Software upgrades are critical for maintaining security, performance and feature adoption. However, many users delay or avoid upgrading despite the availability of newer versions. Understanding the behavioural factors that influence upgrade decisions remains challenging due to the scale and complexity of telemetry data. This thesis analyses large-scale software telemetry data collected from engineering softwares to model user behaviour preceding version upgrades. Event-level logs containing timestamps, user identifiers, software versions and commands are transformed into a structured dataset through extensive preprocessing and feature engineering. Temporal aggregation windows are applied to capture usage intensity and engagement patterns.

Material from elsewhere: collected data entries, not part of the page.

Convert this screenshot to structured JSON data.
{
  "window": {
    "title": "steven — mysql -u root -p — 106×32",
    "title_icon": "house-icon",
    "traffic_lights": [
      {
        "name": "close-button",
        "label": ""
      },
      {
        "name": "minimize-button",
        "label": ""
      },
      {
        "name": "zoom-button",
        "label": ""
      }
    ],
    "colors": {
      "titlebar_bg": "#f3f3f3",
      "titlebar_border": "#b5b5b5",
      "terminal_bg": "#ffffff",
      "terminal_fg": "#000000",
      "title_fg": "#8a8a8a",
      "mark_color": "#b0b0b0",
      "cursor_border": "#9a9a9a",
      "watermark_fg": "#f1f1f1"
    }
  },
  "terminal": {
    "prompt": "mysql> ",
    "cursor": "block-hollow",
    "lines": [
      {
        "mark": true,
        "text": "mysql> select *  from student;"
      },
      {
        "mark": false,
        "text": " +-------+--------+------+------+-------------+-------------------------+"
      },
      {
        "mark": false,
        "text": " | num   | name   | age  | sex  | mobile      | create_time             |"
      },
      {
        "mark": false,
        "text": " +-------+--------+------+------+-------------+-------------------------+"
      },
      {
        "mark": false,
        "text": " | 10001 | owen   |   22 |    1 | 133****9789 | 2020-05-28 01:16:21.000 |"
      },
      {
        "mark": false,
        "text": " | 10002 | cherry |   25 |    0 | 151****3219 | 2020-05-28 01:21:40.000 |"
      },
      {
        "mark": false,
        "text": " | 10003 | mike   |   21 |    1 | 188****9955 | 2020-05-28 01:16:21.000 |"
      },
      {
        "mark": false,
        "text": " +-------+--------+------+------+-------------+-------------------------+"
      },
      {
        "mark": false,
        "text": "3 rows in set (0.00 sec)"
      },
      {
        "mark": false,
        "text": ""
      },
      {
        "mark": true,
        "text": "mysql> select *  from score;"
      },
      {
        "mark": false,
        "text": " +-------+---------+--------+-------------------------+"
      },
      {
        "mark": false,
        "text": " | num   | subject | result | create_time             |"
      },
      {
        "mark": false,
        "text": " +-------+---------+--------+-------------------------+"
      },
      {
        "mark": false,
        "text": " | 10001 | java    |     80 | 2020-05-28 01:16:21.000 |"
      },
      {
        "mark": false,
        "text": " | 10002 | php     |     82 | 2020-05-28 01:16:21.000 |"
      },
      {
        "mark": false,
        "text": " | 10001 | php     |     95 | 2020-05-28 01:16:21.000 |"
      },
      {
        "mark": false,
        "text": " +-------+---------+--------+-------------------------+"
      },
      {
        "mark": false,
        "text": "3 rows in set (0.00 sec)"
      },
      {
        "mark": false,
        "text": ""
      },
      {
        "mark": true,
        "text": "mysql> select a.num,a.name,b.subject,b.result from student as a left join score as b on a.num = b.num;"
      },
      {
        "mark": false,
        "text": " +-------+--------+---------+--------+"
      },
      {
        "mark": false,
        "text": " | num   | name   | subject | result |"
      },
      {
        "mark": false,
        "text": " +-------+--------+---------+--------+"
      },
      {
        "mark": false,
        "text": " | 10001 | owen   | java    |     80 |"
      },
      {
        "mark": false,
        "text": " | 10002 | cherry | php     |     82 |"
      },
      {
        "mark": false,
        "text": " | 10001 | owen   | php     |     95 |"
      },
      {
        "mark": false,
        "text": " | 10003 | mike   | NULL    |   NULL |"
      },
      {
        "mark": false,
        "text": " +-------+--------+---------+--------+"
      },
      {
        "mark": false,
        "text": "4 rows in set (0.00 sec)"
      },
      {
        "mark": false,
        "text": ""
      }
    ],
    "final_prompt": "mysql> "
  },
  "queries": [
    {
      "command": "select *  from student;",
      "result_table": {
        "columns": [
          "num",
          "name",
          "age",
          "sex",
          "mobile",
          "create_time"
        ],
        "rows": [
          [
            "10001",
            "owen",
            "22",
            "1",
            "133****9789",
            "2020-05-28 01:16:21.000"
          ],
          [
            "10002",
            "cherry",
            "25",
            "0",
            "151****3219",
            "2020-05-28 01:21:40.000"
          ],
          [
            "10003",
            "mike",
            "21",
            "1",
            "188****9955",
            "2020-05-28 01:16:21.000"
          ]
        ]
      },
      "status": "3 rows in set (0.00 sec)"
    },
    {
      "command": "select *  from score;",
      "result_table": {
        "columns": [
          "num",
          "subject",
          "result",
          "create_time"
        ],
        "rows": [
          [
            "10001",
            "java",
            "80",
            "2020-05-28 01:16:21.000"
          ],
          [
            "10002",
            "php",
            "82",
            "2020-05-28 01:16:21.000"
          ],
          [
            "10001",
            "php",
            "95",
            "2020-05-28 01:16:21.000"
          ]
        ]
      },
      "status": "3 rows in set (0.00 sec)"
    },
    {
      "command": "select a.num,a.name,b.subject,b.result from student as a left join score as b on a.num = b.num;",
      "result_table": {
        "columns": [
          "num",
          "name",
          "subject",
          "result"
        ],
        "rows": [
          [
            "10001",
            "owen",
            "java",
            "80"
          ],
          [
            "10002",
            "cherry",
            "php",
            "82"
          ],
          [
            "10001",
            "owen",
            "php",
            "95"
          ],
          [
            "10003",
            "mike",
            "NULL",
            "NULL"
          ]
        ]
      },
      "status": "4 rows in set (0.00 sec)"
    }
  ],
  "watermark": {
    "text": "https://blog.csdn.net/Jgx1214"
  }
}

Multiple machine learning models, including Logistic Regression, Random Forest, XGBoost and Recurrent Neural Networks, are trained and evaluated to predict both upgrade likelihood and time-to-upgrade. For upgrade classification, Logistic Regression achieved strong predictive performance (AUC-ROC = 0.86, PR AUC = 0.93), effectively identifying users likely to upgrade soon. For time-to-upgrade prediction, XGBoost provided the most balanced regression performance (RMSE = 162.79, R² = 0.783), explaining a substantial proportion of variance in upgrade timing.

Unsupervised clustering further revealed distinct behavioural segments. K-means identified two primary groups: Power Users (~30%), characterized by high activity and feature exploration and Average Users (~70%), exhibiting more moderate and routine engagement.

Overall, the results demonstrate that upgrade adoption is strongly driven by user engagement intensity, recency of activity, and exposure to new releases. These findings enable targeted strategies such as prioritizing highly engaged users for early-release programs, providing guided support to moderately active users and proactively reaching out to predicted late adopters to reduce upgrade delays.